General table information

The 'loca' table stores the offsets to the locations of the glyphs in the font relative to the beginning of the 'glyf' table. Its purpose is to provide quick access to the data for a particular character. For example, in the standard Macintosh glyph ordering, the character A is the 76th glyph in a font. The 'loca' table stores the offset from the start of the 'glyf' table to the position at which the data for each glyph can be found.

Table 32 shows a sample 'loca' table for a font with n glyphs. The table stores the offset from the start of the glyph data to the start of the indexed glyph. Note that the glyph length column is not actually stored in the table but can be computed with the data the table provides. Glyph 0, being the first glyph in the font, has an offset of 0 words from the start of the glyph data. Its length can be calculated by subtracting its offset from the offset of the next glyph in the table. To make it possible to compute the length of the last glyph element, there is an extra entry after the offset that points to the last valid index. This index points to the end of the glyph data.

The size of the offset depends upon the format used.This is specified in the Font Header ('head') table. In the short format, it is words that are being counted. An offset of 100 would represent 200 bytes. In the long format, it is bytes that are counted. An offset of 100 would represent 100 bytes.

Table 32: 'loca' example

Glyph Index
Offset
Glyph length
0 0 100
1 100 150
2 250
... ... ...
n-1 1170 120
extra 1290

By definition, the first glyph in any TrueType font must be the MISSING CHARACTER GLYPH. As a result, index zero always points to the glyph that is displayed when a requested character is not found in the font. On the Macintosh, the MISSING CHARACTER GLYPH is commonly represented by a blank box. If the font does not contain an outline for the missing character, then the first and second offsets should have the same value. This also applies to any other character without an outline, such as the space character. If a glyph has no outline, its length should be zero.

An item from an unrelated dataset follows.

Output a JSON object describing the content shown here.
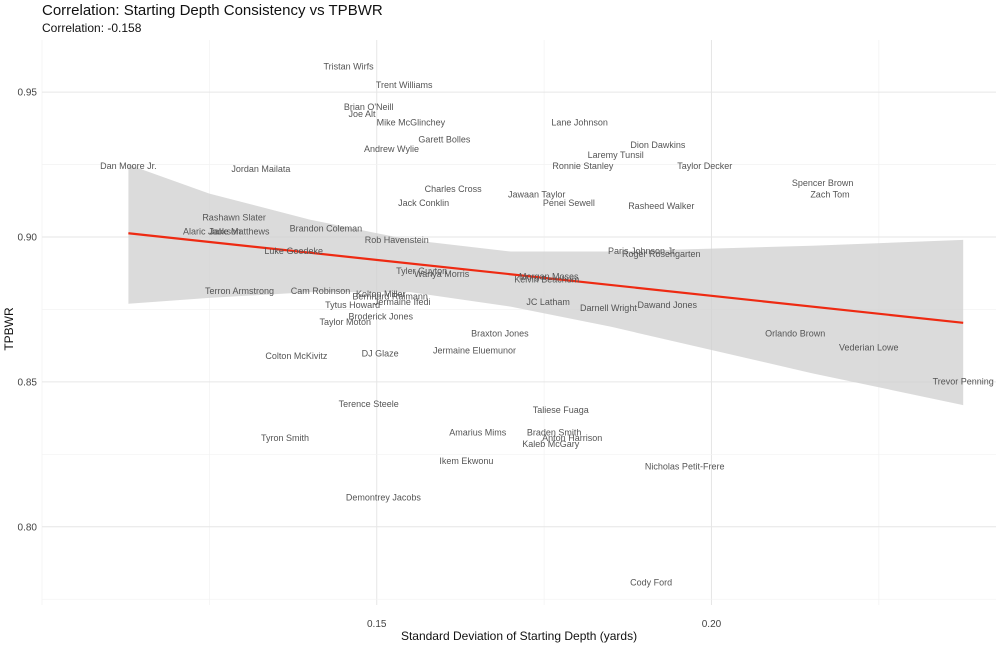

There are two versions of this table, the short and the long. The version used is specified in the Font Header ('head') table in the indexToLocFormat field. The choice of long or short offsets is dependent on the maximum possible offset distance.

This table is an array of n offsets where n is the number of glyphs in the font plus one (for the extra entry mentioned above). The actual offset for any particular glyph is divided by 2. The number of glyphs in a font must be stored in the Maximum Profile 'maxp' table.

The glyph data is always word aligned.

Table 33 : 'loca' short version

Type
Name
Description
uint16 offsets[n] The actual local offset divided by 2 is stored. The value of n is the number of glyphs in the font + 1. The number of glyphs in the font is found in the maximum profile table.

Table 34: 'loca' long version

Type
Name
Description
uint32 offsets[n] The actual local offset is stored. The value of n is the number of glyphs in the font + 1. The number of glyphs in the font is found in the maximum profile table.

Platform-specific Information

The 'loca' table only used with fonts that have TrueType outlines (that is, a 'glyf' table). Fonts that have no TrueType outlines do not require a 'loca' table.

Dependencies

The 'loca' table is most intimately dependent upon the contents of the 'glyf' table and vice versa. Changes to the 'loca' table must not be made unless appropriate changes to the 'glyf' table are simultaneously made.

The size of entries in the 'loca' table must be appropriate for the value of the indexToLocFormat field of the 'head' table. The number of entries must be the same as the numGlyphs field of the 'maxp' table.

Tools

The 'loca' table can be dumped and fused with ftxdumperfuser. However, it's probably a bad idea to edit the 'loca' table by itself. ftxdumperfuser automatically updates the 'loca' and 'head' tables whenever the 'glyf' table is modified.